ST. PETERSBURG — In view of two recent deaths due to gun violence in the community, Mayor Rick Kriseman took to the streets of St. Petersburg to convey the simply message: enough is enough.
Along with residents, city leaders and members of the police department, the mayor marched down Central Avenue on Fri., Dec. 18 to raise awareness to the shootings and deaths by firearms, and encouraged the community to speak out in “one very clear, loud voice” that gun violence in unacceptable.
Kriseman stated that it was only one of many steps that need to be taken to bring an end to the violence, and hopes that policies he has in place will help make a difference in curtailing the violence.
“We’ve got a number of policies that we’ve got in place,” Kriseman stated. “We’re working with the school system; we’re investing in summer jobs and jobs in general for kids. We are certainly working to attract businesses that are going to create those jobs.”
Above all, he underscored that ending gun violence must be a community-wide effort, and cannot be something that the city government or the police department do on their own.
In separate incidents within a couple of days, local youths Tyler Lord and Gabriel Wallace, both 17, were fatally shot just a few blocks apart. That makes six young people gunned down within the last six weeks.
“Enough violence is enough violence,” the mayor said simply. “It needs to end. One homicide is one too many.”
Assistant Chief of Police Luke Williams noted that it’s encouraging for the police department to know it has community support.
“We’ve always had a very good working relationship with the community,” Williams said. “We know we have that, but sometimes it’s a little silent. I think the focus that we should have now is that as a community and as a police department and as a city, we all can come together and accomplish great things.”
Williams encourages residents to take an active role in protecting their neighborhoods by calling in tips, and they can do so through the department’s website or by calling (727) 893-7780, and remain anonymous.

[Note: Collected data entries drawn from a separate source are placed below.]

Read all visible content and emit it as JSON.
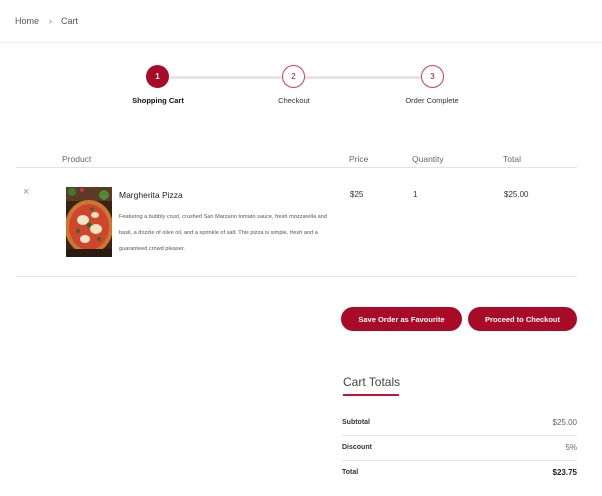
{
  "breadcrumb": {
    "home": "Home",
    "separator": "›",
    "current": "Cart"
  },
  "stepper": {
    "steps": [
      {
        "number": "1",
        "label": "Shopping Cart",
        "active": true
      },
      {
        "number": "2",
        "label": "Checkout",
        "active": false
      },
      {
        "number": "3",
        "label": "Order Complete",
        "active": false
      }
    ]
  },
  "cart": {
    "headers": {
      "product": "Product",
      "price": "Price",
      "quantity": "Quantity",
      "total": "Total"
    },
    "items": [
      {
        "remove_icon": "×",
        "name": "Margherita Pizza",
        "description": "Featuring a bubbly crust, crushed San Marzano tomato sauce, fresh mozzarella and basil, a drizzle of olive oil, and a sprinkle of salt. This pizza is simple, fresh and a guaranteed crowd pleaser.",
        "price": "$25",
        "quantity": "1",
        "total": "$25.00"
      }
    ]
  },
  "actions": {
    "save_favourite": "Save Order as Favourite",
    "checkout": "Proceed to Checkout"
  },
  "totals": {
    "title": "Cart Totals",
    "subtotal_label": "Subtotal",
    "subtotal_value": "$25.00",
    "discount_label": "Discount",
    "discount_value": "5%",
    "total_label": "Total",
    "total_value": "$23.75"
  },
  "colors": {
    "accent": "#a80a27",
    "accent_light": "#d93a4f",
    "divider": "#e3e3e3"
  }
}
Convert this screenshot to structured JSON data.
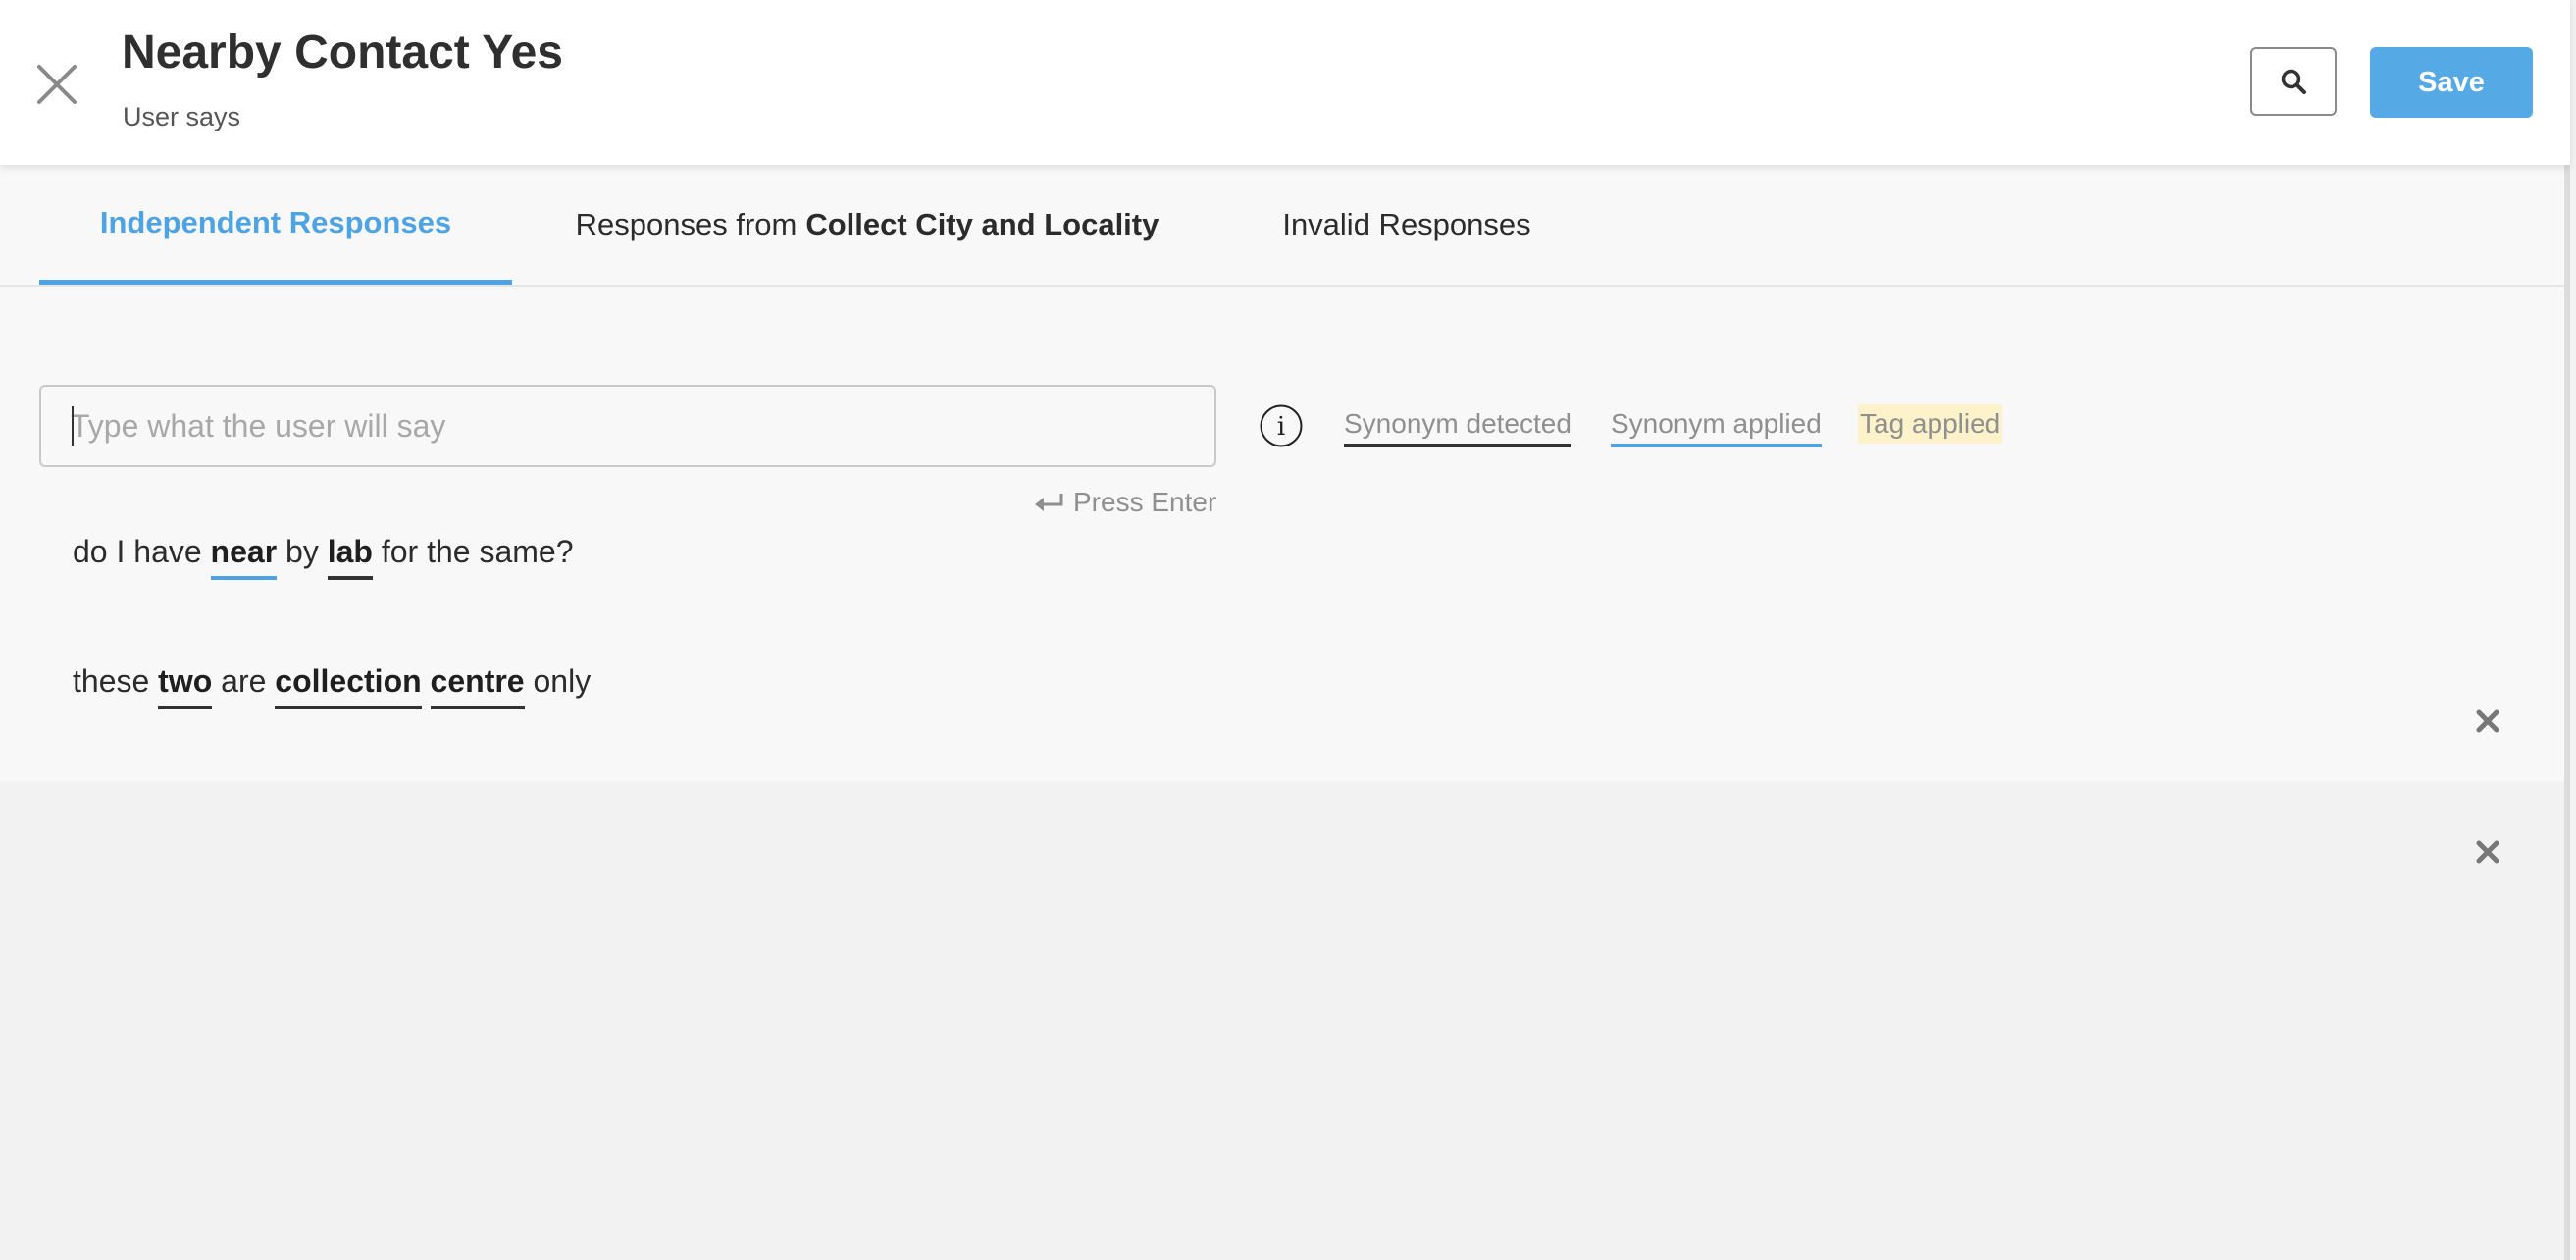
{
  "header": {
    "title": "Nearby Contact Yes",
    "subtitle": "User says",
    "save_label": "Save"
  },
  "tabs": [
    {
      "label": "Independent Responses",
      "bold": "",
      "active": true
    },
    {
      "label": "Responses from",
      "bold": "Collect City and Locality",
      "active": false
    },
    {
      "label": "Invalid Responses",
      "bold": "",
      "active": false
    }
  ],
  "input": {
    "placeholder": "Type what the user will say",
    "value": "",
    "hint": "Press Enter"
  },
  "legend": {
    "synonym_detected": "Synonym detected",
    "synonym_applied": "Synonym applied",
    "tag_applied": "Tag applied"
  },
  "utterances": [
    {
      "segments": [
        {
          "text": "do I have ",
          "style": "plain"
        },
        {
          "text": "near",
          "style": "synonym-applied"
        },
        {
          "text": " by ",
          "style": "plain"
        },
        {
          "text": "lab",
          "style": "synonym-detected"
        },
        {
          "text": " for the same?",
          "style": "plain"
        }
      ]
    },
    {
      "segments": [
        {
          "text": "these ",
          "style": "plain"
        },
        {
          "text": "two",
          "style": "synonym-detected"
        },
        {
          "text": " are ",
          "style": "plain"
        },
        {
          "text": "collection",
          "style": "synonym-detected"
        },
        {
          "text": " ",
          "style": "plain"
        },
        {
          "text": "centre",
          "style": "synonym-detected"
        },
        {
          "text": " only",
          "style": "plain"
        }
      ]
    }
  ],
  "icons": {
    "close": "close-icon",
    "search": "search-icon",
    "info": "info-icon",
    "enter": "enter-icon",
    "remove": "remove-icon"
  },
  "colors": {
    "accent": "#4da3e4",
    "save_button": "#55aae6",
    "synonym_detected_underline": "#333333",
    "synonym_applied_underline": "#4da3e4",
    "tag_highlight": "#fdf2c9"
  }
}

“It takes an entire community to address issues and have the positive impact on what’s happening,” Williams pointed out.
Gun violence is not only a city problem, the mayor explained in addressing the crowd, but also a national problem. And within St. Pete, it cannot only be south St. Pete or north St. Pete, but the entire city must come together to help put an end to the violence.
“It’s because of people like you who are here with us today,” Kriseman said, “who care about this community as much as you all do, and you’ve demonstrated how much you care by being here with us today and by speaking out loudly. By speaking out in one loud voice that’s it’s enough. Enough!”
Eddie Pelham, who served over 25 years in Florida state prison for violent crimes, founded Moving Forward With A Purpose, Inc., an organization that helps at-risk youths. He had his own perspective on violent crimes.
“I made some bad decisions in my life when I was 15, 16 years old, and I spent over 25 years of my life in prison for bad decisions. Don’t make a bad decision,” Pelham implored the crowd. “One bad decision can cause you a lifetime of pain.”
He stressed the importance of the need for mentors in the city, saying we need “good men, upstanding men, to teach our young men how to be men.”
Kriseman explained that city hall will do anything it can to address the root causes of the problem of violence, but effective solutions cannot be merely “window dressing” or quick fixes, of which St. Pete has been guilty in the past.
“That doesn’t benefit anybody,” he said, “because that’s been our history here. The fixes we do, they’ve got to be for the long term. They’ve got to be sustainable. Giving people a second chance and being a second chance city is who we need to be, because people need a second chance. Everybody deserves a second chance.”